Our preliminary results show that global infant mortality rates have decreased since 1950 in all continents. Infant mortality rate has been decreasing most rapidly in Asia, and least rapidly in North America and Oceania. Although Africa remains to be the continent with the highest infant mortality rate, as was true in 1950, it boasts a very rapid decrease in infant mortality rates across this span. Our regression suggests that between 1950-1955, approximately 15% of babies born in Africa died. By 2010, this percentage has fallen to 7.5%. Latin America and the Caribbean’s infant mortality rate appears to have heavily decreased as well, followed by Europe, Oceania and North America. This data suggests that significant advancements have been made to decrease infant mortality globally, however, gaps between IMR still exists between continents in 2010, and greater efforts are necessary to ensure the vitality of infants in all continents.


4 Inference for multiple regression

For our multiple regression, we chose the interaction model effect (for both polynomial and linear terms) because based on the results of our visualizations in the exploratory data analysis section, it appears that the associated effect of year on infant mortality rate depends on the continent.

Confidence Intervals

In general, our confidence intervals reveal that some continents best fit a polynomial decline in infant mortality rate, while others suggest a linear decline.

A 95% confidence interval for the intercept value, corresponding to the rate of infant mortality at year=1950 in Africa (b0) is [179.608, 188.353]. This value does not capture 0 within the margin of error, and a p-value of 0.000 indicates that we can reject the null hypothesis that the intercept is equal to 0. Intuitively this makes sense, considering that there is always some level of infant mortality.
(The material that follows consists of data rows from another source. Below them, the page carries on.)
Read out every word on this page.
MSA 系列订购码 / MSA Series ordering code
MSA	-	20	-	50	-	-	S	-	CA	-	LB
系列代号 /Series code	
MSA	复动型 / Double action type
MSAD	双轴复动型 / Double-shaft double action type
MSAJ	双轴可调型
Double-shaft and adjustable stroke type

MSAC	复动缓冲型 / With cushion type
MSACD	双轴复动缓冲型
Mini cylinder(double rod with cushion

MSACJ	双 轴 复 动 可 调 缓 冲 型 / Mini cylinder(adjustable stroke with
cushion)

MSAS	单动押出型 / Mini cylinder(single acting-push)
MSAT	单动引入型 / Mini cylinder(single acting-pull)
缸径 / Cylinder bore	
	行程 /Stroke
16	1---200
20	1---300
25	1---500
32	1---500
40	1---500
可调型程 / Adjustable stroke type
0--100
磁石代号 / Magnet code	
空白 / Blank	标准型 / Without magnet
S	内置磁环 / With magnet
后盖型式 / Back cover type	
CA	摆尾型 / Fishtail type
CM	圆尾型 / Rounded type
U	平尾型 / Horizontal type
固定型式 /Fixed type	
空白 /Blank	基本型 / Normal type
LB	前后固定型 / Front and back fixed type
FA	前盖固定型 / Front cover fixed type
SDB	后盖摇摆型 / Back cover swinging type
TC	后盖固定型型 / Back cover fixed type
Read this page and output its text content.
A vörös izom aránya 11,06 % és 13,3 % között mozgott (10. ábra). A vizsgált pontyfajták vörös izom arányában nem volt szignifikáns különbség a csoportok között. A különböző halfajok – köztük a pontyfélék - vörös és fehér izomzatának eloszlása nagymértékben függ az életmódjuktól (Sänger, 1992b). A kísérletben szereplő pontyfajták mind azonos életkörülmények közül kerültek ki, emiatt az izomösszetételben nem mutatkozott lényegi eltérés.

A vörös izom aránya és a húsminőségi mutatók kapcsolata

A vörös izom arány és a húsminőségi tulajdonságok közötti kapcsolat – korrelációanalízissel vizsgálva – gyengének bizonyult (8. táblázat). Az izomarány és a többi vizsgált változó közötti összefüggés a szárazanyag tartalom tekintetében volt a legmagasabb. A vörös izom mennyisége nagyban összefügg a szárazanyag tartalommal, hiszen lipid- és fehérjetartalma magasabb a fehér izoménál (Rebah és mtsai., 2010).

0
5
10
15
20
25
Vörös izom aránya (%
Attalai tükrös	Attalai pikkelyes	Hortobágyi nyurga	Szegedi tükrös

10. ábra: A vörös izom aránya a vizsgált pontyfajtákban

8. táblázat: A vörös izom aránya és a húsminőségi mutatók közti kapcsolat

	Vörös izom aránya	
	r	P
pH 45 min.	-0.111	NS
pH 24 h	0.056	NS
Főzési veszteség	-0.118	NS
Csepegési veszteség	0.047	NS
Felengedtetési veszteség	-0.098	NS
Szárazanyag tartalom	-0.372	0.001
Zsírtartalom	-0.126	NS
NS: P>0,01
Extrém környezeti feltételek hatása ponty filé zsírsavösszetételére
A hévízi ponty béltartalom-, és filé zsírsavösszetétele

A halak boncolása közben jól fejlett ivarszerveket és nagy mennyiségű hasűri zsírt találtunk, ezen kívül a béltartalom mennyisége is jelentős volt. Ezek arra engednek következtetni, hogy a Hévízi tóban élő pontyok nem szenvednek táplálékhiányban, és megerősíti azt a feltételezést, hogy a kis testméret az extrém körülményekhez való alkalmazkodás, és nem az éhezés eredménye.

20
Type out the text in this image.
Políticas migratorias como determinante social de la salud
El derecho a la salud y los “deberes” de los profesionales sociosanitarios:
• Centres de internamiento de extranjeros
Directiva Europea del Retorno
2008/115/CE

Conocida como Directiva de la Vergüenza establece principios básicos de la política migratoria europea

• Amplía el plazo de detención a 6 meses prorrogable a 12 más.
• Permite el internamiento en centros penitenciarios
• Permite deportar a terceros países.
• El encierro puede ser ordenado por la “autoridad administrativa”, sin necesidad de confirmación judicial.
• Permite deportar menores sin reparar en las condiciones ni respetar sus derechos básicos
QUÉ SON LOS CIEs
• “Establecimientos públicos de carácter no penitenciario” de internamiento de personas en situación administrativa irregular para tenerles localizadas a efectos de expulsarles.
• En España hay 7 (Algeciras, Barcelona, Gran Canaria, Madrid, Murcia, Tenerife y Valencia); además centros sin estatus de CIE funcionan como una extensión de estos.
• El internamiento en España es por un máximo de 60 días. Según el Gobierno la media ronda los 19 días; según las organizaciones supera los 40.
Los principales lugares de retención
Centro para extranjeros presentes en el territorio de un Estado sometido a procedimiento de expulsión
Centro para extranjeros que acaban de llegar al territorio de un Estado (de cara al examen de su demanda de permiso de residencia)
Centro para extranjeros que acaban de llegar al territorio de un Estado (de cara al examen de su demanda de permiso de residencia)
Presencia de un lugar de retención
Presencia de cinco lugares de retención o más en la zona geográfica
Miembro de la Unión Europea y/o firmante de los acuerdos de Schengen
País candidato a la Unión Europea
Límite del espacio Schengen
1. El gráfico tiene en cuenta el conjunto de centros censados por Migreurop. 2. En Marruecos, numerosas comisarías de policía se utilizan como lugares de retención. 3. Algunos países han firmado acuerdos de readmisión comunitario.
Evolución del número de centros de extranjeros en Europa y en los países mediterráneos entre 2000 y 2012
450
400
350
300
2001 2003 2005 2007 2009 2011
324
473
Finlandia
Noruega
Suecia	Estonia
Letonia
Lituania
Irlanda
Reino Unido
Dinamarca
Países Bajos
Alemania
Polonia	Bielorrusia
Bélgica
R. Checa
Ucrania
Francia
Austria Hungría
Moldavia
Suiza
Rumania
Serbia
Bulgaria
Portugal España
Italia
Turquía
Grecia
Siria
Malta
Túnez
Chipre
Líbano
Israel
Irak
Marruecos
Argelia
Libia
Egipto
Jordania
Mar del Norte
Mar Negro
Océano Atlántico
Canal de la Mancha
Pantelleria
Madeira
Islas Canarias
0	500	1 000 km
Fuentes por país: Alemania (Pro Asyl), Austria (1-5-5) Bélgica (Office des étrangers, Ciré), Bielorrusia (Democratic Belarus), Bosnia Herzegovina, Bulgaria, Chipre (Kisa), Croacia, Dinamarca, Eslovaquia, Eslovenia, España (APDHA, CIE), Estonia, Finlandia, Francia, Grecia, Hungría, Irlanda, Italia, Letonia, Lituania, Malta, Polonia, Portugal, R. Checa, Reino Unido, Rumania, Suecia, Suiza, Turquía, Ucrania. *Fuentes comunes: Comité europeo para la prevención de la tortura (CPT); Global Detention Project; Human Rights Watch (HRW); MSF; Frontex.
Therefore, we can be 95% confident that in 1950, the number of infant deaths in Africa was between 178.608 and 188.353 per 1000 births.

A 95% confidence interval for the slope of the Africa regression line including the years_since_squared term, corresponding with the rate of change in infant mortality rate, is equal to [-2.941,-2.930] This value does not capture 0, and a p-value of 0.001 would suggest that we can reject the null hypothesis and ascertain that there has been a significant change in infant mortality rate in Africa since 1950. Based on this interval, we are 95% confident that for every year since 1950, there is an associated decrease in infant deaths per 1000 births of on average between 2.941 and 2.930 times the square of the years since 1950.

Interestingly, the 95% confidence interval for the slope of the Africa regression line not including the years_since_squared term also gives us statistically significant results. The 95% confidence interval is equal to [-2.945, -2.268], which does not include 0, and has a p-value of 0.000. This indicates that we can reject the null hypothesis and ascertain that there has been a significant, and negative change in infant mortality rate in Africa since 1950. Based on this interval, we are 95% confident that for every year since 1950, there is an associated decrease of on average between 2.268 and 2.945 infant deaths per 1000 births.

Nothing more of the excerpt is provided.